Social media marketing is a relatively new concept but has now become a staple ingredient of many business’ marketing mix.
However, like a young child, social media marketing is changing at an alarming rate.
In its incredibly short life over the last few years the amount of tools available to social marketers has increased significantly along with the size of the companies providing these platforms. (Don’t worry, this will make sense...)
So how has social media marketing changed and why does this relate to the size of each network?
Let’s focus on Facebook:
IPO’s change businesses forever
I’m sure even Mark Zuckerberg could not have envisaged the evolution and growth of Facebook over the past 11 years.
Facebook’s initial $100 billion valuation for their IPO was scoffed at by many. Fingers were pointed at Goldman Sachs for an inflated price with suspicions of a quick hit for shareholders at the time.
However, the value has since doubled to over $200 billion which in anybody’s language is a rather considerable amount of money.
However, as always happens, lot of money results in lots of pressure.
What started out as a pipedream and quickly evolved from a popular social network to one of the most valuable companies in the world…. and public companies face intense pressure from their shareholders and board.
In short, these people want a return on their money and as a result Facebook has to generate enough revenue to justify not only its initial valuation but also its market price.
This is the key point: revenue generation becomes an overruling aim post-IPO and has a direct effect on how brands can reach their potential customers through the platform.
A lack of reach
There are a couple of major factors (and many more) that have resulted in quickly decreasing reach for Facebook organic posts:
A frankly ridiculous amount of content competing to be featured in your news feeds means that not everything can be displayed.
An opportunity for Facebook to create a market through which revenue can be generated to appease shareholders
Ogilvy & Mather released a report stating that organic reach for brands was between 12-16% in 2013 and fell to less than 6% in 2014.
Reports suggest that organic reach for brands with large followings is now at less than 2%. Drastic changes indeed!
At first this lack of reach creates significant entry barriers for new brands looking to increase their following, although this applies to profiles already following your brand so the outlook is fairly bleak.
Paying to restore your reach
This might seem like you are bowing down to the might of Facebook... Although creating exceptional content that increases affinity and engagement should be your number one priority, paying to advertise your content is the equivalent of the boost you get from a mushroom on Mario Kart to win the race.

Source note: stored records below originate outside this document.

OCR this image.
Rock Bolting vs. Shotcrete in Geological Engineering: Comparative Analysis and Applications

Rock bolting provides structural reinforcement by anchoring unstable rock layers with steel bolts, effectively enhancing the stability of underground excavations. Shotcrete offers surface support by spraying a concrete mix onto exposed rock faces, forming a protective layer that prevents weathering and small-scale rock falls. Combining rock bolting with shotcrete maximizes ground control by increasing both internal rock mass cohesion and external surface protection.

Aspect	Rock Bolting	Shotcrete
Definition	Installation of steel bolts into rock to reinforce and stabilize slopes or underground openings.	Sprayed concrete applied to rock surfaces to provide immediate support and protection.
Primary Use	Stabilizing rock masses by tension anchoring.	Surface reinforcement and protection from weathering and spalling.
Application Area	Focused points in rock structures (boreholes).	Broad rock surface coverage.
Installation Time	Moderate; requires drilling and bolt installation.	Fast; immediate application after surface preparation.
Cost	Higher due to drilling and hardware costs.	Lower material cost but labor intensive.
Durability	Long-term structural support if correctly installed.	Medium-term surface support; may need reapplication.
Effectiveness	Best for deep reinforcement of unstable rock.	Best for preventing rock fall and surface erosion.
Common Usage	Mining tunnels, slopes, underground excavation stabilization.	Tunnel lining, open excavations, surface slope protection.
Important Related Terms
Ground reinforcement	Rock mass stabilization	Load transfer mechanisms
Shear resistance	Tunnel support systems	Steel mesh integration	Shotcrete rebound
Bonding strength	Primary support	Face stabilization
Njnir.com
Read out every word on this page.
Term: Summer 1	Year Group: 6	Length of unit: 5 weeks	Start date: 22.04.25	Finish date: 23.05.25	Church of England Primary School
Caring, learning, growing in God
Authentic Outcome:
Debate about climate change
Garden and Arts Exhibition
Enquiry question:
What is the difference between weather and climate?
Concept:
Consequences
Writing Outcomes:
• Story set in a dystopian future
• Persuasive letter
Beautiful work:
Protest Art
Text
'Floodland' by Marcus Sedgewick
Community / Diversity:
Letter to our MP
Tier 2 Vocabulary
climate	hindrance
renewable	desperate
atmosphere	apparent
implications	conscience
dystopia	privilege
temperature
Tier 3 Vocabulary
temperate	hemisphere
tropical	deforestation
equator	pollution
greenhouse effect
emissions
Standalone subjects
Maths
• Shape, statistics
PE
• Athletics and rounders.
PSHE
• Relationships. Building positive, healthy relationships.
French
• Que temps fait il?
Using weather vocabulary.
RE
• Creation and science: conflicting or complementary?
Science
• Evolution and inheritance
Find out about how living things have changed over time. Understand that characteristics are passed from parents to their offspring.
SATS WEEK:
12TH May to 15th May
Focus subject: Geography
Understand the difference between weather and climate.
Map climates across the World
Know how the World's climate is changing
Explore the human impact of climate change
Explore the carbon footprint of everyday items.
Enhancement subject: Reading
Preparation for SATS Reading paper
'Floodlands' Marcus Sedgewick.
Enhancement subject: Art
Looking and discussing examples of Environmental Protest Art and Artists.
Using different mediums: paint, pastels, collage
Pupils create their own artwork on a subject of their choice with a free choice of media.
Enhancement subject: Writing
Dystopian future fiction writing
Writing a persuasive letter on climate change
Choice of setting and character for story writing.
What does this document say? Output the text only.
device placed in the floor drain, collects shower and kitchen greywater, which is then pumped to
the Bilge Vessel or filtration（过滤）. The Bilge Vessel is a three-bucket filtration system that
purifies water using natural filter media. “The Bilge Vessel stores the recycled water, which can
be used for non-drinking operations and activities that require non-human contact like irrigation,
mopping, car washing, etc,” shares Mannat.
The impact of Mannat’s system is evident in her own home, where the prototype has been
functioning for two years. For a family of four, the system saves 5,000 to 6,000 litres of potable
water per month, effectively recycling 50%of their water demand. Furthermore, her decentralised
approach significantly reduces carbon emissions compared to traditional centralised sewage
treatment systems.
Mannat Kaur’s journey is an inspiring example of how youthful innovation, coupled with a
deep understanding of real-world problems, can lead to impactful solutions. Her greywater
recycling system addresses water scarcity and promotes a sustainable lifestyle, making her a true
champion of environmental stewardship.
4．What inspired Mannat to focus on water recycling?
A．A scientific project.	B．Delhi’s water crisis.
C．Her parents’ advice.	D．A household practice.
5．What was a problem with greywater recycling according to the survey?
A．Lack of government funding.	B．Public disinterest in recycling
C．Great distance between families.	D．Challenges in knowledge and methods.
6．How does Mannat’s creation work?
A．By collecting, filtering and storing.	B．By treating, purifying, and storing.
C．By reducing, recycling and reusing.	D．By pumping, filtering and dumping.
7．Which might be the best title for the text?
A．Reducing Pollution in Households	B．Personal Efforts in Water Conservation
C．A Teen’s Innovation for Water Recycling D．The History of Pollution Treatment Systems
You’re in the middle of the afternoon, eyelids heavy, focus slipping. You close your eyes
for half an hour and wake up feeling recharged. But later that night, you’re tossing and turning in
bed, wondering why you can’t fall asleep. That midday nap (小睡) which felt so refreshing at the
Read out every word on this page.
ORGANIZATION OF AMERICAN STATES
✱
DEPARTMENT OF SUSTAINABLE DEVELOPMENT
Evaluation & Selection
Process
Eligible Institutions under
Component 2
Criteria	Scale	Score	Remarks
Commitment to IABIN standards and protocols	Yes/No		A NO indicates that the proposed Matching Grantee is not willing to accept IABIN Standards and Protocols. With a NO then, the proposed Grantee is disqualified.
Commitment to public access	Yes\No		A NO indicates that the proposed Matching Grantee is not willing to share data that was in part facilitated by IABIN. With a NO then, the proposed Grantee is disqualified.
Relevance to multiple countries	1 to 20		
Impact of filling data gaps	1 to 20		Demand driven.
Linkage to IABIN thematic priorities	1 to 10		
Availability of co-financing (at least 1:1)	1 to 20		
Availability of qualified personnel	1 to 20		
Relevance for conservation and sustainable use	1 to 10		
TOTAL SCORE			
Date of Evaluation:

Furthermore, whilst organic posts can be targeted to certain locations, Facebook’s advertising platform allows the accurate segmentation of demographics so that specific content can be pushed to the right people.
Considering the painfully small organic reach that brands attain on Facebook, paying is certainly a very viable option. Yes, popular or viral content should naturally increase your reach but view this decrease in organic reach for brands as an initial inertia faced by your content.
Social advertising is the necessary power needed to overcome that initial inertia.
Also, due to its relative infancy, social media advertising is relatively cheap and as such, smaller businesses do not have to have deep pockets in order to increase their reach dramatically.
From our perspective, if you are devoting your own resources into producing social media marketing content or are paying a third party to manage your campaign already, the additional spend is negligible and can turbo charge the effort and/or budget already being expended on social.